- Born: May 2, 1936 North Carolina, U.S.
- Died: 2004 (aged 67–68) Maryland, U.S.
- Criminal penalty: Life imprisonment

Details
- Victims: 4
- Span of crimes: 1985–1988
- Country: United States
- State: Maryland
- Location: Baltimore
- Imprisoned at: Maryland Correctional Institution for Women

= Geraldine Parrish =

American murderer (1936–2004)

Geraldine Brown Parrish (1936–2004) was an American criminal and murderer. Between May 1985 and 1988, she hired two men, Edwin Gordon and Lionel Robinson, for a series of brutal insurance murders in Baltimore, Maryland. Parrish suffered from a superiority complex, as a result of which her relatives and close friends became victims of her crimes.

== Biography ==
Very little is known about Parrish's early life. She was born in rural North Carolina to a poor family with several brothers and sisters. In her youth, Parrish attended church, where she became acquainted with the basics of Catholicism. Later, she developed an interest in religions practiced by people in Central and West Africa, particularly Santería and Voodoo. In subsequent years, she studied deeper into the religious aspects and rituals, and eventually came to practice them. Since the 1970s, she presented herself as a clergy member, but no supporting evidence of her position in any religion was uncovered, and her position as an ordained minister was declared a breakaway.

== Murders ==
In the late 1970s, Parrish began to show signs of a superiority complex and exhibit deviant behavior toward friends and relatives. In the early 1980s, she developed a get rich quick scheme by receiving insurance benefits via life insurance policies. For this purpose, Parrish urged relatives, friends and acquaintances to obtain life insurance policies listing her the only beneficiary in the event of an untimely death. To get said benefits, Parrish planned several killings in the mid-1980s.

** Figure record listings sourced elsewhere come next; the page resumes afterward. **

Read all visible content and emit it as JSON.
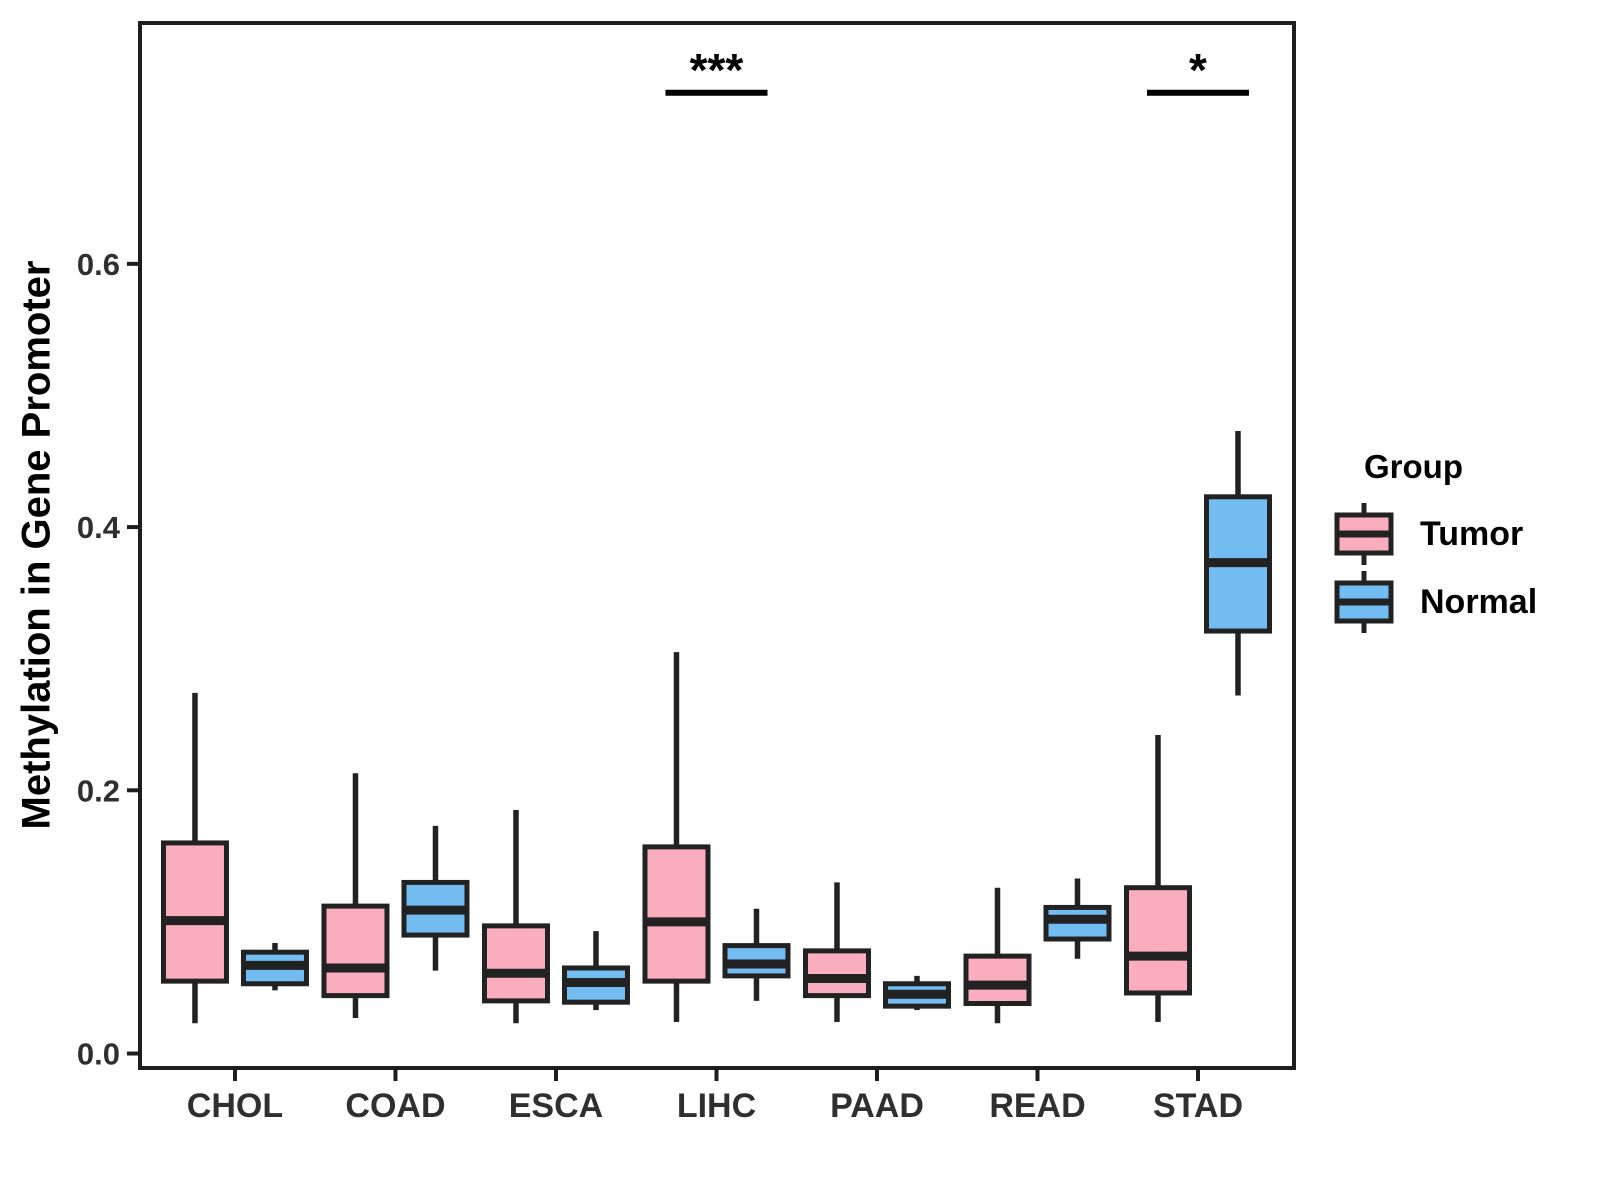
{
  "chart_data": {
    "type": "boxplot",
    "title": "",
    "xlabel": "",
    "ylabel": "Methylation in Gene Promoter",
    "categories": [
      "CHOL",
      "COAD",
      "ESCA",
      "LIHC",
      "PAAD",
      "READ",
      "STAD"
    ],
    "y_ticks": [
      0.0,
      0.2,
      0.4,
      0.6
    ],
    "ylim": [
      -0.011,
      0.783
    ],
    "grid": false,
    "legend_position": "right",
    "series": [
      {
        "name": "Tumor",
        "fill": "#FAADBD",
        "boxes": [
          {
            "category": "CHOL",
            "whisker_low": 0.023,
            "q1": 0.055,
            "median": 0.101,
            "q3": 0.16,
            "whisker_high": 0.274
          },
          {
            "category": "COAD",
            "whisker_low": 0.027,
            "q1": 0.044,
            "median": 0.065,
            "q3": 0.112,
            "whisker_high": 0.213
          },
          {
            "category": "ESCA",
            "whisker_low": 0.023,
            "q1": 0.04,
            "median": 0.061,
            "q3": 0.097,
            "whisker_high": 0.185
          },
          {
            "category": "LIHC",
            "whisker_low": 0.024,
            "q1": 0.055,
            "median": 0.1,
            "q3": 0.157,
            "whisker_high": 0.305
          },
          {
            "category": "PAAD",
            "whisker_low": 0.024,
            "q1": 0.044,
            "median": 0.057,
            "q3": 0.078,
            "whisker_high": 0.13
          },
          {
            "category": "READ",
            "whisker_low": 0.023,
            "q1": 0.038,
            "median": 0.052,
            "q3": 0.074,
            "whisker_high": 0.126
          },
          {
            "category": "STAD",
            "whisker_low": 0.024,
            "q1": 0.046,
            "median": 0.074,
            "q3": 0.126,
            "whisker_high": 0.242
          }
        ]
      },
      {
        "name": "Normal",
        "fill": "#72BCF2",
        "boxes": [
          {
            "category": "CHOL",
            "whisker_low": 0.048,
            "q1": 0.053,
            "median": 0.067,
            "q3": 0.077,
            "whisker_high": 0.084
          },
          {
            "category": "COAD",
            "whisker_low": 0.063,
            "q1": 0.09,
            "median": 0.109,
            "q3": 0.13,
            "whisker_high": 0.173
          },
          {
            "category": "ESCA",
            "whisker_low": 0.033,
            "q1": 0.039,
            "median": 0.054,
            "q3": 0.065,
            "whisker_high": 0.093
          },
          {
            "category": "LIHC",
            "whisker_low": 0.04,
            "q1": 0.059,
            "median": 0.068,
            "q3": 0.082,
            "whisker_high": 0.11
          },
          {
            "category": "PAAD",
            "whisker_low": 0.033,
            "q1": 0.036,
            "median": 0.045,
            "q3": 0.053,
            "whisker_high": 0.059
          },
          {
            "category": "READ",
            "whisker_low": 0.072,
            "q1": 0.087,
            "median": 0.102,
            "q3": 0.111,
            "whisker_high": 0.133
          },
          {
            "category": "STAD",
            "whisker_low": 0.272,
            "q1": 0.321,
            "median": 0.373,
            "q3": 0.423,
            "whisker_high": 0.473
          }
        ]
      }
    ],
    "annotations": [
      {
        "category": "LIHC",
        "label": "***",
        "y": 0.73
      },
      {
        "category": "STAD",
        "label": "*",
        "y": 0.73
      }
    ],
    "colors": {
      "tumor_fill": "#FAADBD",
      "normal_fill": "#72BCF2",
      "stroke": "#222222",
      "axis_text": "#2F2F2F",
      "panel_border": "#1D1D1D"
    }
  },
  "legend": {
    "title": "Group",
    "entries": [
      {
        "label": "Tumor",
        "color": "#FAADBD"
      },
      {
        "label": "Normal",
        "color": "#72BCF2"
      }
    ]
  }
}
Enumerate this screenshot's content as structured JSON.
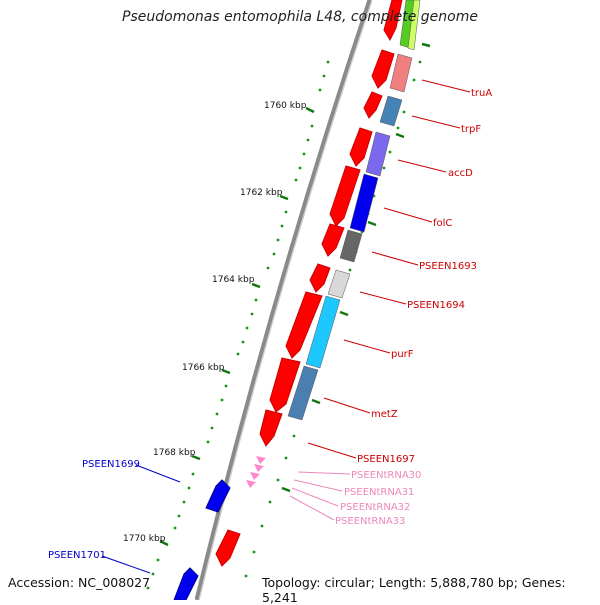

The first victim was 46-year-old Frank Lee Ross, an ex-husband of one of Parrish's sisters, who was shot dead on November 12, 1985. This murder was committed by 20-year-old Edwin Bernardo Gordon, whom Parrish paid more than $2,000 to commit the killing. On October 6, 1986, Albert Robinson and Parrish's brother Ronald Brown were killed by Lionel Robinson (no relation), and on March 6, 1987, 65-year-old Helen Wright, Parrish's housekeeper, was killed. After her death, Parrish received more than $10,000 from life insurance and social security checks. This murder was also committed by Gordon, who also received a reward of $2,000.

Six months later, Parrish arranged a plan to kill her niece, 29-year-old Dolly Brown, for whom Parrish was the beneficiary of an insurance policy worth more than $10,000. On September 19, 1987, Edwin attacked Brown and her husband, 37-year-old Ronald Mitcher, during which Mitcher was shot dead. Brown survived, and went on to survive two more attempts on her life.

== Arrest ==
After the unsuccessful attempt to kill Dolly Brown in May 1988, Edwin Gordon was arrested and began cooperating with investigators. He told them that Parrish orchestrated everything, and she was arrested later that summer. Gordon was charged with three murders, four counts of assault and conspiracy to murder, while Geraldine was charged with conspiracy to murder and contract killing. Subsequently, Parrish was suspected of committing several more murders, after it became clear that 77-year-old Rayfield Gilliard died in February 1988, 15 days after marrying her. He had left his home, money, and social benefits amounting to $440 per month in a life insurance policy, which Geraldine began receiving a month after his death. The death certificate stated that Gilliard died from a cardiovascular disease, but there was no record in his medical history that he ever had any heart problems.

== Trial and imprisonment==
Parrish's trial began in early 1989. In May, she and Edwin Gordon pleaded guilty to organizing and committing four murders between November 1985 to May 1988, in order to receive insurance benefits in the amount of $39,000. They were also found guilty of assaulting three more people. After the conviction, Parrish received eight terms of life imprisonment, with no chance of parole. Her accomplice was also given several life imprisonment terms.

After her conviction, Parrish was sent to the Maryland Correctional Institution for Women to serve her sentence. Parrish died in custody of natural causes in 2004.